Pro-Palestinian students, staff and faculty spent nearly a week encamped at City College before an NYPD sweep arrested nearly 200 people and dismantled the camp. (PHOTO/Luca GoldMansour)

This story was reported in collaboration with THE CITY.

MANHATTAN — In a series of town hall meetings with students, faculty and staff last week, City College President Vincent Boudreau attempted to quell anger and frustration about his decision to deploy the NYPD to break up a pro-Palestinian encampment on April 30, after campus police proved “inadequate” in his telling.

The encampment began on April 25, with CUNY students, faculty and alumni camping out and calling for the public university system to divest from Israel amid the ongoing war in Gaza.
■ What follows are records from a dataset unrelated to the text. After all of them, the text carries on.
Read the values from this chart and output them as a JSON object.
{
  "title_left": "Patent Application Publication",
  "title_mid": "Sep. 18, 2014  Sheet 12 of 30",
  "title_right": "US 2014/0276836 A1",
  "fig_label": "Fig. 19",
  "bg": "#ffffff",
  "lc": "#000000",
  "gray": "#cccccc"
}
Boudreau, a political scientist specializing in the politics of social movements, was arrested at least five times while pushing for the university to divest from South Africa as a grad student at Cornell University in the 1980’s. He was one of hundreds of students there arrested over the course of several months in demonstrations that included sit-ins and the erection of a “shanty town” where students camped out for 65 days.
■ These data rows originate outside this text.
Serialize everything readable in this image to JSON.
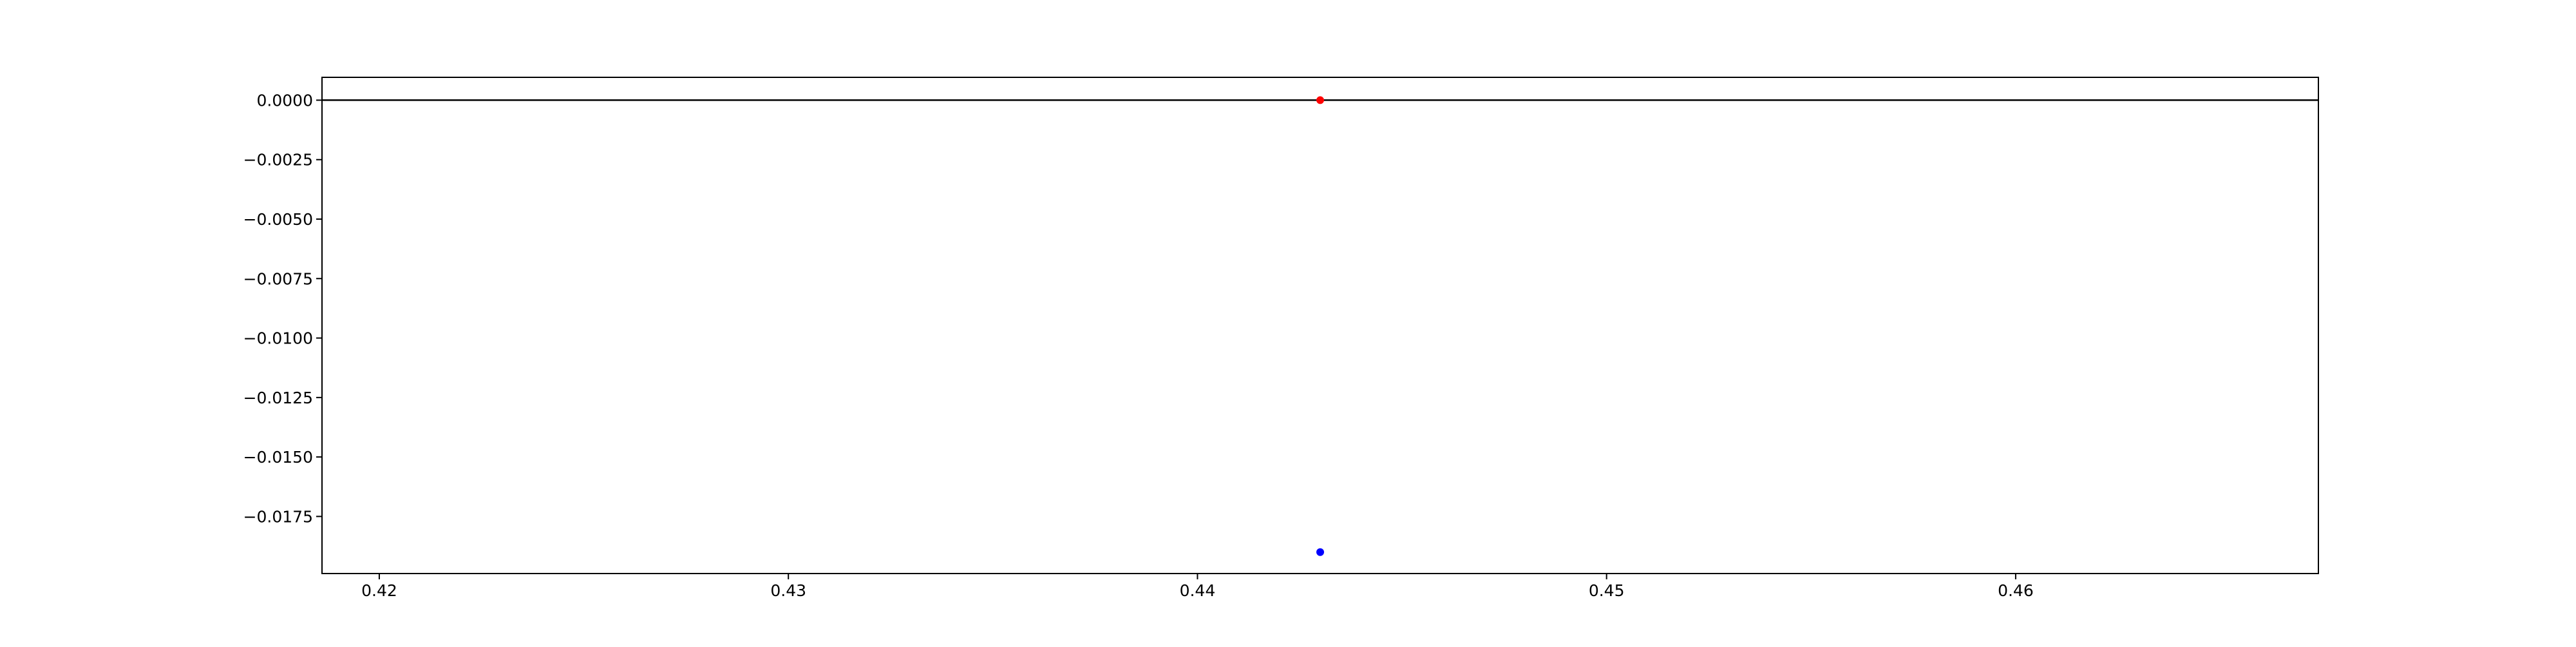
{
  "chart_data": {
    "type": "scatter",
    "title": "",
    "xlabel": "",
    "ylabel": "",
    "xlim": [
      0.4186,
      0.4674
    ],
    "ylim": [
      -0.0199,
      0.00096
    ],
    "x_ticks": [
      0.42,
      0.43,
      0.44,
      0.45,
      0.46
    ],
    "x_tick_labels": [
      "0.42",
      "0.43",
      "0.44",
      "0.45",
      "0.46"
    ],
    "y_ticks": [
      0.0,
      -0.0025,
      -0.005,
      -0.0075,
      -0.01,
      -0.0125,
      -0.015,
      -0.0175
    ],
    "y_tick_labels": [
      "0.0000",
      "−0.0025",
      "−0.0050",
      "−0.0075",
      "−0.0100",
      "−0.0125",
      "−0.0150",
      "−0.0175"
    ],
    "grid": false,
    "reference_line": {
      "y": 0.0,
      "color": "#000000"
    },
    "points": [
      {
        "x": 0.443,
        "y": 0.0,
        "color": "#ff0000"
      },
      {
        "x": 0.443,
        "y": -0.019,
        "color": "#0000ff"
      }
    ]
  }
}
But last week he told faculty members Tuesday that he stood by the move to clear the encampment, adding that he wished he’d done so sooner. The remarks were made at a previously unreported online town hall meeting with faculty that was viewed by THE CITY. Boudreau spoke to students at a similar online town hall Wednesday afternoon, which was also observed by THE CITY.

“Allowing the site to harden. That’s my one regret,” he said. “If what you’re implying is that we have to allow demonstrators free run of the campus…I reject that.”